Probably because the search results are crap. Call me fussy, but when I search for something it can be a bit of a pain to get 100,000 results you don't want, and a handful of results you do. Maybe there should be a tickbox on google that says "I know what it is I'm looking for, please don't return hundreds of thousands of tenuously related pages of rubbish."
I've yet to see google do anything original, so far they've just been lucky in jumping on bandwagons just before they take off. As for google maps... Well, it is, sadly, utter shite if you're looking anywhere outside the US. (3+ year old images, postcode zones MILES out, and the names of my home street, my work street, and my parent's street all dead wrong). And the wiki model is just plain flawed, for obvious reasons, and I doubt Knol will overcome those flaws.

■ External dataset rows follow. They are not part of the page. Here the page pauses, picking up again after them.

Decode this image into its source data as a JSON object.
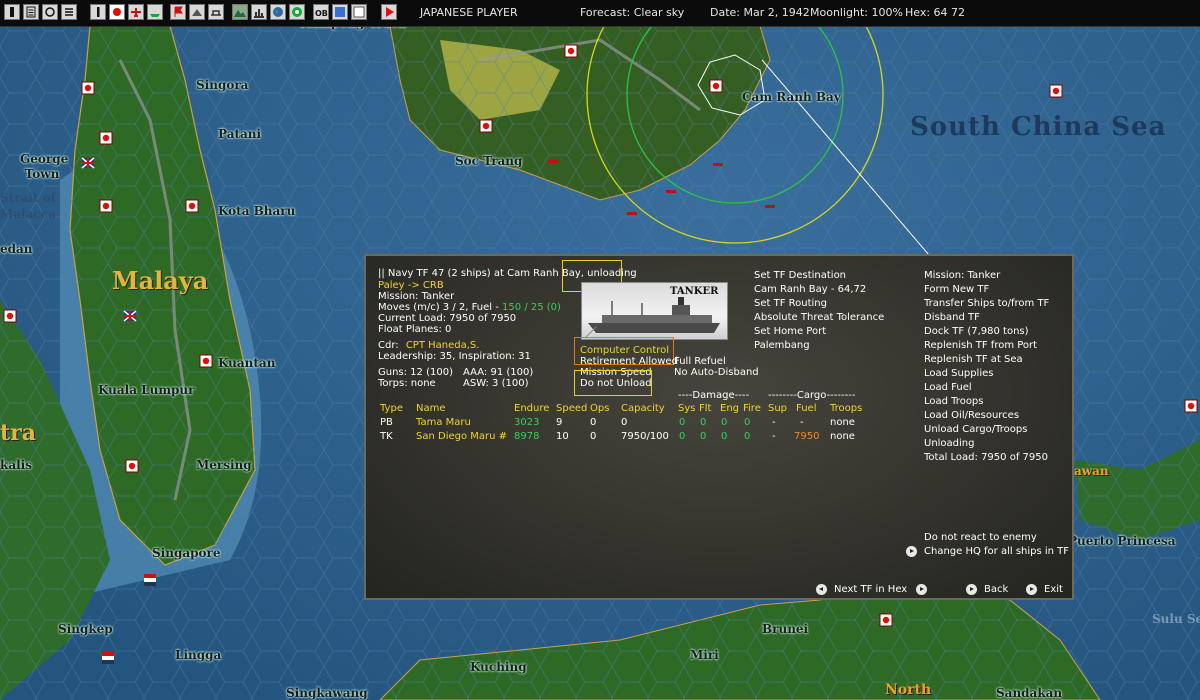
{
  "toolbar": {
    "player": "JAPANESE PLAYER",
    "forecast": "Forecast: Clear sky",
    "date": "Date: Mar 2, 1942",
    "moonlight": "Moonlight: 100%",
    "hex": "Hex: 64 72"
  },
  "map": {
    "labels": {
      "kampong_trach": "Kampong Trach",
      "singora": "Singora",
      "patani": "Patani",
      "george_town": "George Town",
      "strait_of_malacca": "Strait of Malacca",
      "kota_bharu": "Kota Bharu",
      "soc_trang": "Soc Trang",
      "cam_ranh_bay": "Cam Ranh Bay",
      "south_china_sea": "South China Sea",
      "malaya": "Malaya",
      "edan": "edan",
      "kuantan": "Kuantan",
      "kuala_lumpur": "Kuala Lumpur",
      "tra": "tra",
      "kalis": "kalis",
      "mersing": "Mersing",
      "singapore": "Singapore",
      "singkep": "Singkep",
      "lingga": "Lingga",
      "kuching": "Kuching",
      "singkawang": "Singkawang",
      "brunei": "Brunei",
      "miri": "Miri",
      "north": "North",
      "sandakan": "Sandakan",
      "puerto_princesa": "Puerto Princesa",
      "awan": "awan",
      "sulu_sea": "Sulu Se"
    }
  },
  "dialog": {
    "header": {
      "tf_title": "|| Navy TF 47 (2 ships) at Cam Ranh Bay, unloading",
      "route": "Paley -> CRB",
      "mission": "Mission: Tanker",
      "moves_prefix": "Moves (m/c) 3 / 2, Fuel - ",
      "moves_fuel": "150 / 25 (0)",
      "current_load": "Current Load: 7950 of 7950",
      "float_planes": "Float Planes: 0",
      "cdr_prefix": "Cdr:",
      "cdr_name": "CPT Haneda,S.",
      "leadership": "Leadership: 35, Inspiration: 31",
      "guns": "Guns: 12 (100)",
      "aaa": "AAA: 91 (100)",
      "torps": "Torps: none",
      "asw": "ASW: 3 (100)"
    },
    "ship_image_label": "TANKER",
    "options": {
      "computer_control": "Computer Control",
      "retirement": "Retirement Allowed",
      "full_refuel": "Full Refuel",
      "mission_speed": "Mission Speed",
      "no_auto_disband": "No Auto-Disband",
      "do_not_unload": "Do not Unload"
    },
    "mid_commands": [
      "Set TF Destination",
      "Cam Ranh Bay - 64,72",
      "Set TF Routing",
      "Absolute Threat Tolerance",
      "Set Home Port",
      "Palembang"
    ],
    "right_commands": [
      "Mission: Tanker",
      "Form New TF",
      "Transfer Ships to/from TF",
      "Disband TF",
      "Dock TF (7,980 tons)",
      "Replenish TF from Port",
      "Replenish TF at Sea",
      "Load Supplies",
      "Load Fuel",
      "Load Troops",
      "Load Oil/Resources",
      "Unload Cargo/Troops",
      "Unloading",
      "Total Load: 7950 of 7950"
    ],
    "bottom_right": {
      "no_react": "Do not react to enemy",
      "change_hq": "Change HQ for all ships in TF"
    },
    "table": {
      "group_damage": "----Damage----",
      "group_cargo": "--------Cargo--------",
      "headers": {
        "type": "Type",
        "name": "Name",
        "endure": "Endure",
        "speed": "Speed",
        "ops": "Ops",
        "capacity": "Capacity",
        "sys": "Sys",
        "flt": "Flt",
        "eng": "Eng",
        "fire": "Fire",
        "sup": "Sup",
        "fuel": "Fuel",
        "troops": "Troops"
      },
      "rows": [
        {
          "type": "PB",
          "name": "Tama Maru",
          "endure": "3023",
          "speed": "9",
          "ops": "0",
          "capacity": "0",
          "sys": "0",
          "flt": "0",
          "eng": "0",
          "fire": "0",
          "sup": "-",
          "fuel": "-",
          "troops": "none"
        },
        {
          "type": "TK",
          "name": "San Diego Maru #",
          "endure": "8978",
          "speed": "10",
          "ops": "0",
          "capacity": "7950/100",
          "sys": "0",
          "flt": "0",
          "eng": "0",
          "fire": "0",
          "sup": "-",
          "fuel": "7950",
          "troops": "none"
        }
      ]
    },
    "nav": {
      "next_tf": "Next TF in Hex",
      "back": "Back",
      "exit": "Exit"
    }
  }
}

...and this is being broken down a little. This is based on the argument that IE has poor security (among others), Now, perhaps the argument that Google promotes poor grammar, excessive internal linkage etc.. would work, but I suspect that the argument that your data is not secure with google is more likely to be their down fall. Which is the angle that Cuil.com has attacked.
However this is only viable when google stop innovating, it is NOT just the search engine you have to compete with; Maps, Docs and (especially) email are more than enough to keep them up there.
Paris: she keeps it up there.
Jim C says: "Is it just me, or is there a flaw in your argument"
Yeah, I thought the same thing. A new search engine based on different principles to Google would not be fooled by all the spam sites which have been optimised to appear high on Google listings. Instead, the everyday sites with useful information (but no spam links or other tricks) would appear higher.